CFOs are not likely to warm to the proposed changes, which would require that an Auditor’s Discussion and Analysis (AD&A) be included with an auditor’s report. The AD&A “could include a discussion of the auditor’s views regarding the company’s financial statements, such as management’s judgments and estimates, accounting policies and practices, and difficult or contentious issues, including ‘close calls,'” according to a PCAOB fact sheet.
Strongly favored by investors, the AD&A plan drew heat from companies and accountants during PCAOB staff outreach sessions. “Most preparers, auditors, and audit committee members indicated that management or the audit committee, rather than the auditor, should provide additional information about the company,” the oversight board reported.
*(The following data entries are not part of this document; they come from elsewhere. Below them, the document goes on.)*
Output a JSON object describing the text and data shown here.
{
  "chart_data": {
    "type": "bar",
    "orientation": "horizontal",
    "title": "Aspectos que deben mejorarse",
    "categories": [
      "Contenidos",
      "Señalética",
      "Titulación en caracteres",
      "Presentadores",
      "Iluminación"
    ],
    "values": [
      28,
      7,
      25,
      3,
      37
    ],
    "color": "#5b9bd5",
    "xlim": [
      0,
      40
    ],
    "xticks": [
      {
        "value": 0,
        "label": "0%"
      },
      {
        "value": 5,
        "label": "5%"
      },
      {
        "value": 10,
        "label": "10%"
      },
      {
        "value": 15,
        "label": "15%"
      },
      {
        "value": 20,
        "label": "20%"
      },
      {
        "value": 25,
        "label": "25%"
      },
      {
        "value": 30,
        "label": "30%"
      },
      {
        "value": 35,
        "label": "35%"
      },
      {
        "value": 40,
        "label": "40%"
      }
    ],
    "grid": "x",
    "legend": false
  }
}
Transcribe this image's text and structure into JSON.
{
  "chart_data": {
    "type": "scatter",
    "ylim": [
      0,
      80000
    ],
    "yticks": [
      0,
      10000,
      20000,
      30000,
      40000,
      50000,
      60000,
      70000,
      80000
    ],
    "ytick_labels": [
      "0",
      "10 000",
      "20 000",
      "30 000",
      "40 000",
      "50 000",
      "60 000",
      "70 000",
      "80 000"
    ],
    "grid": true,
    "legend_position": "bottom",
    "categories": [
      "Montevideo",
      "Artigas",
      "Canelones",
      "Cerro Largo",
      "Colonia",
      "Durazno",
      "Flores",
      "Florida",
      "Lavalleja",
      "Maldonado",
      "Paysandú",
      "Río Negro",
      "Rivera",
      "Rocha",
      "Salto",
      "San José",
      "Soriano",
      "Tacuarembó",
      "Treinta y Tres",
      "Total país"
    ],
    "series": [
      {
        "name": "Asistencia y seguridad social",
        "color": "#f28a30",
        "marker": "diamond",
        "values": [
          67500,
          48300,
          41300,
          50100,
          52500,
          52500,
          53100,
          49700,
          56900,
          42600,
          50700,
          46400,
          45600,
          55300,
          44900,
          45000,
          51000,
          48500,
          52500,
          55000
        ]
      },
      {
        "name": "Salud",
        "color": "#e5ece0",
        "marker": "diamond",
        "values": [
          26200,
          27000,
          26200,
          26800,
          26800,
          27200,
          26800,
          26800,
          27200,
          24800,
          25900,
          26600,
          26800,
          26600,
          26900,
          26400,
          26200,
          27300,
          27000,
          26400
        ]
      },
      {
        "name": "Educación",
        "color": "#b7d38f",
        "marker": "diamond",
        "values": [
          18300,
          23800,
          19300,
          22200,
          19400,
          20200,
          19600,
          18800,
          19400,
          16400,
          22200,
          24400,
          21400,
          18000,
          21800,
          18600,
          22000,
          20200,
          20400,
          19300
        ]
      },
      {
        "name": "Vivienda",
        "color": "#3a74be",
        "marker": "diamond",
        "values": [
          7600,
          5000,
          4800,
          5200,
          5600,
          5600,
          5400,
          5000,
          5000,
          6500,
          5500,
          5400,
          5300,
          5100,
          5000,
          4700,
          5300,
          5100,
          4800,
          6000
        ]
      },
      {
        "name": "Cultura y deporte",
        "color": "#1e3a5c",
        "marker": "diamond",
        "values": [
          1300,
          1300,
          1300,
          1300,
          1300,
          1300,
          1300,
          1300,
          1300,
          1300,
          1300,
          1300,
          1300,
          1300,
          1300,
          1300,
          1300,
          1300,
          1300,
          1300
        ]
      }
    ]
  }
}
In a statement issued Tuesday, Hanson, a former auditor with McGladrey & Pullen for nearly 32 years, cautioned that “auditors are not analysts or investment advisers. They are not trained to evaluate and communicate the overall business and strategic risks of the companies they audit.”
Hanson also warned that the plan could delay the delivery of audit reports. “With filing dates as early as 60 days after year-end, increasing complexity and judgments in almost all accounting areas, the concentration of calendar year-end companies and no excess capacity in the audit profession, how will it all get done?”
For his part, Goelzer questioned “whether auditors should move beyond their traditional role of attesting to information that management prepares. Under some of the ideas floated in the [PCAOB] concept release, auditors would be required to provide commentary on such matters as management’s judgments and estimates and its selection of accounting policies and practices.”
The PCAOB plan would also require the use of “emphasis paragraphs,” involving such issues as significant management estimates and areas of measurement uncertainty. Under current PCAOB standards, such paragraphs aren’t required but may be added at the auditor’s discretion.
The proposal would also require auditor assurances on information outside a company’s financials, such as management’s discussion and analysis, non-GAAP information, and earnings releases. Currently, there’s no requirement that auditors provide assurance on such information.
Clarifying “the language about what an audit represents and the related auditor responsibilities” would be another requirement under the plan. Issues clarified in the auditor’s report could include auditor’s responsibilities for fraud, financial statement disclosures, management’s responsibility for the preparation of the financials, information outside of the financial statements, and auditor independence.
Comments on the proposed changes to the auditor’s report are due no later than September 30.